The Expenditure Budget This forms the main part of the budget which is read and tabled in Parliament every year in March.


The Main Budget This is the executive authority’s main proposals for expenditure for a given year. As explained before, the main budget, or what is commonly known as The Annual Budget, consists of two separate budgets – the revenue budget and the expenditure budget. In the budget speech, the Minister of Finance reads and announces highlights, and although he may speak for more than two hours sometimes, it would be impossible to announce every detail of the expenditure proposals. The budget is tabled (read and debated) in Parliament and only when approved (some time after the debate, and usually only in June) does it become an act of Parliament, and law.


The provision for interim expenditure (section 29 of Public Finance Management Act) All expenditure needs legislative approval, but because of the timetable of Parliament itself, it is impossible for Parliament to give this approval before the start or precisely at the start of the financial year.

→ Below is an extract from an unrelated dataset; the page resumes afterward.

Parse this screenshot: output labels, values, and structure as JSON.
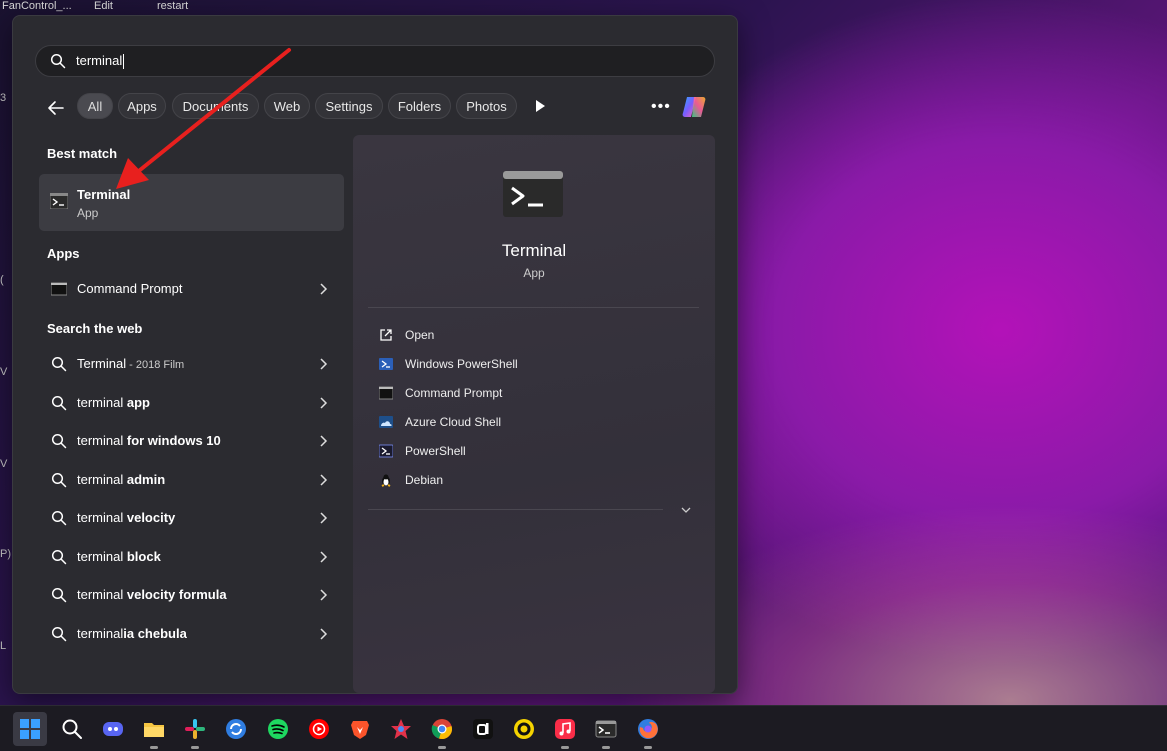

Because the constitution stipulates that the appropriation of funds may be made only by an act of Parliament, and Parliament approves the budget only after the start of the financial year, government departments have no authority to spend funds for a period of time. This could be a period of three or four months, as it is possible that Parliament may approve the main budget only sometime in June or July. Services must continue, however. In order to solve this problem, Parliament makes a provisional appropriation to continue with essential services.


This provision is stipulated in the Public Finance Management Act, and for this reason does not need to be tabled as a bill of Parliament (the finance act itself is already a bill in its own right). It is, in fact, simply approval to government departments to spend funds from the beginning of the financial year (1 April) to the end of July – a period of four months, or until the Main Appropriation Bill (the main budget) is approved. (This used to be known as the Interim Appropriation Bill which was tabled in Parliament and became an act, and also once known as the Part Appropriation Budget.)


There are stipulations and restrictions though – government departments may spend: • only up to a maximum of 45% of the previous year’s budget, from 1 April – 31 July; • not more than 10% of the total amount of the previous year for each month thereafter until the main budget has been approved;


• not more than 100% of the previous year’s budget.


This may continue for another 9 months – it is possible for Parliament to go through an entire financial year without approving the main budget – it is very unlikely this will happen, though. It is more likely that the main budget will be approved sometime in June, or just after the winter recess, in July. Of course funds that have already been spent are subtracted from the allocated funds in the main budget.